Miller’s ability to attract support from a rainbow coalition of elected officials has surprised some of his opponents; his willingness to go into unfamiliar territory is reminiscent of another East Side blue blood who succeeded in municipal politics, the late Mayor John Lindsay.

“It translates into support because Gifford has been an incredibly active Speaker,” says Councilwoman Christine Quinn (D), who stands by Miller’s side at the subway stop.

Still, Miller has his critics, who say the Council has been too much of a rubber stamp during Miller’s tenure as Speaker, which has coincided with Bloomberg’s four years in City Hall.

“I don’t think the City Council under Gifford Miller has been the kind of legislative body that it could be,” says Norman Siegel, a veteran civil liberties lawyer who is running for Public Advocate, the No. 2 job in city government.

Miller replies that the city has improved over the past four years and that he and his Council colleagues deserve much of the credit. But he concedes that things could be better. He looks a woman at the subway station in the eye and tells her: “If I could have your support, I know I can do better for the city.”

It Happened in Brooklyn

In a steamy church basement that looks like it was last painted during the Lindsay administration, the multiracial 48th Assembly District Democratic Club in Flatbush is hosting a free-form Thursday evening forum for candidates up and down the primary ballot. For New York political junkies, it’s a glorious smorgasbord, full of tangy rhetoric — like “the Surrogate’s Court has become a patronage mill!”

Weiner sends a stand-in, a young blonde who identifies herself only as Sarah.

“Anthony Weiner knows New York and he knows our lives,” she says.

Fields also sends a substitute — a top aide named Rock Hackshaw.

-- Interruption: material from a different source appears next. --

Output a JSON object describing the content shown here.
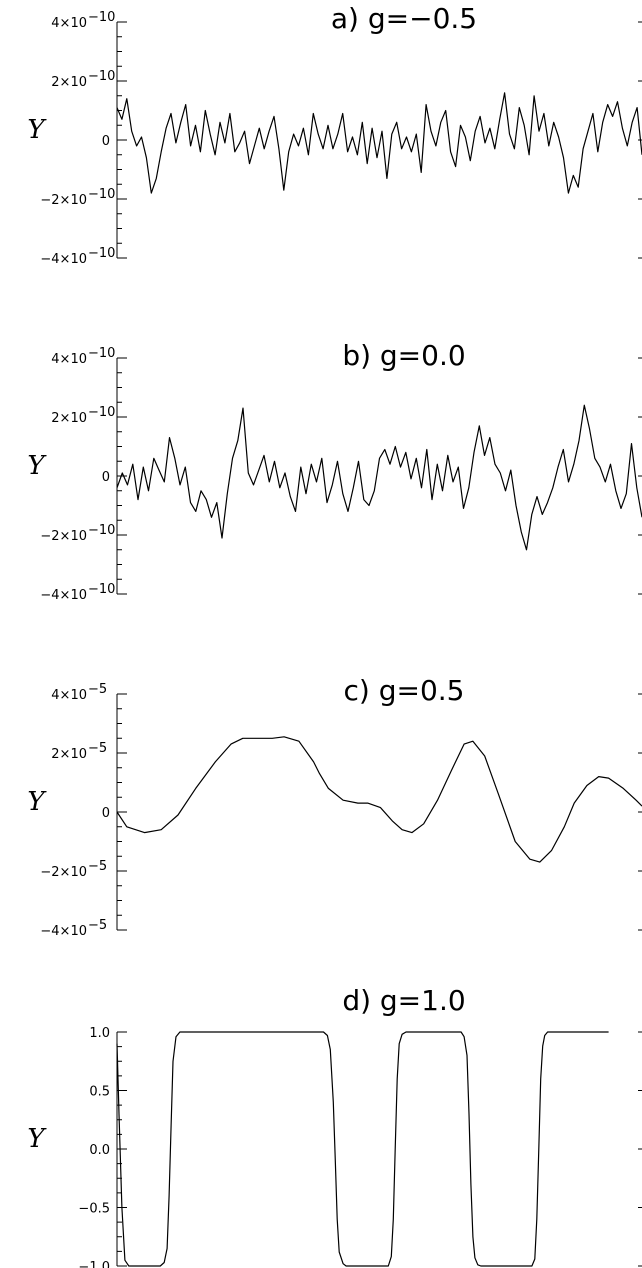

Dressed in a black suit, black T-shirt and dark shades, Hackshaw talks about the city’s first mayor, Peter Minuet, who took office in 1626. The audience looks puzzled.

“One hundred eight mayors, and not one of them has been a woman,” he says, solving the mystery. “Someone must have spread the rumor that a woman can’t do this job. Well, we think we have found a woman who can do the job.”

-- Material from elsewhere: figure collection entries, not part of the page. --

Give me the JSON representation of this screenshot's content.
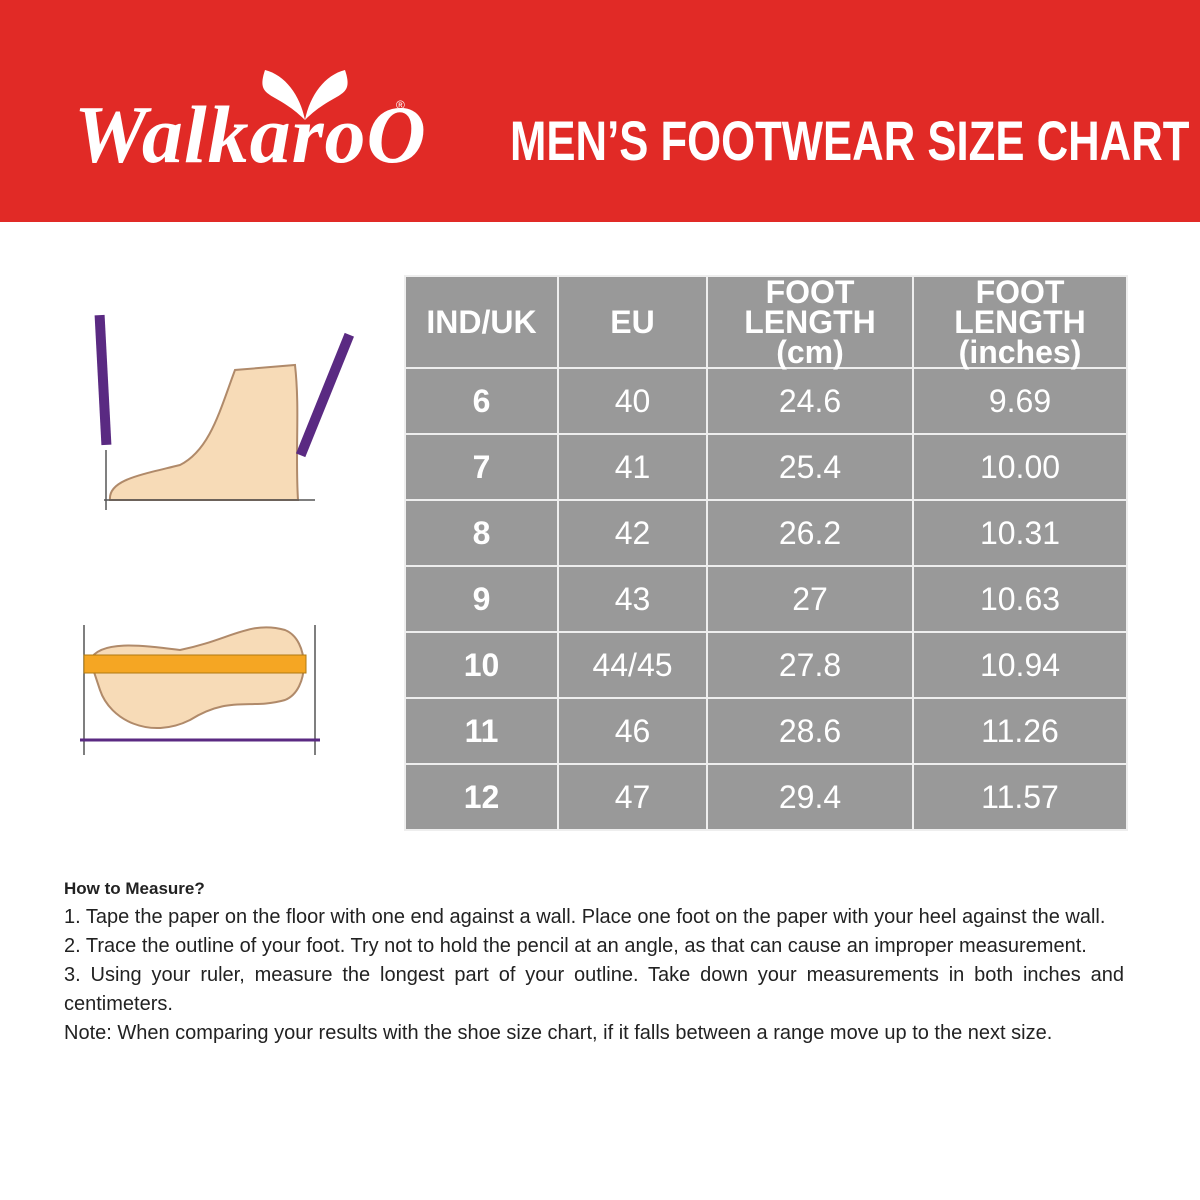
{
  "header": {
    "brand": "WalkaroO",
    "registered": "®",
    "title": "MEN’S FOOTWEAR SIZE CHART"
  },
  "table": {
    "headers": [
      "IND/UK",
      "EU",
      "FOOT LENGTH\n(cm)",
      "FOOT LENGTH\n(inches)"
    ],
    "rows": [
      [
        "6",
        "40",
        "24.6",
        "9.69"
      ],
      [
        "7",
        "41",
        "25.4",
        "10.00"
      ],
      [
        "8",
        "42",
        "26.2",
        "10.31"
      ],
      [
        "9",
        "43",
        "27",
        "10.63"
      ],
      [
        "10",
        "44/45",
        "27.8",
        "10.94"
      ],
      [
        "11",
        "46",
        "28.6",
        "11.26"
      ],
      [
        "12",
        "47",
        "29.4",
        "11.57"
      ]
    ]
  },
  "instructions": {
    "heading": "How to Measure?",
    "steps": [
      "1. Tape the paper on the floor with one end against a wall. Place one foot on the paper with your heel against the wall.",
      "2. Trace the outline of your foot. Try not to hold the pencil at an angle, as that can cause an improper measurement.",
      "3. Using your ruler, measure the longest part of your outline. Take down your measurements in both inches and centimeters.",
      "Note: When comparing your results with the shoe size chart, if it falls between a range move up to the next size."
    ]
  }
}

The club is unsure whether Miller will show up; ultimately, he doesn’t. So the star attraction is Freddy Ferrer.

“You all know me,” he begins.

And that, according to some political observers, may be part of Ferrer’s problem.

But for the Sept. 11, 2001, terrorist attacks, and some racist fliers spread around by supporters of his white opponent in the Democratic runoff four years ago, Ferrer might be mayor today. Black and Latino voters, pre-9/11, were furious with Giuliani, the outgoing mayor, and Ferrer seemed poised to lead a minority takeover of City Hall.

Ferrer is not bitter. He retains many of the appealing, regular-guy qualities that took him so far in city politics to begin with. But as a candidate, he is different than he seemed four years ago — diminished somehow.

“What was a movement in 2001 has become a candidacy; what was a coalition, a mere campaign,” Wayne Barrett, the senior editor of the Village Voice, wrote last week.

During his speech to the political club, Ferrer seems to hit all the requisite populist themes.

“We all understand hard work,” he says. “Mike Bloomberg understands something different. Mike understands big business. I don’t think he understands people who are getting squeezed out of their neighborhoods or are struggling to afford a place to live.”

When he is finished, the crowd applauds politely. When he asks for questions, there is an embarrassing silence. Finally, the tension dissipates when a man with a West Indian lilt rises and addresses Ferrer as “Mr. Mayor.”

The candidate’s mood brightens: “From your mouth to you-know-who’s ears,” he says.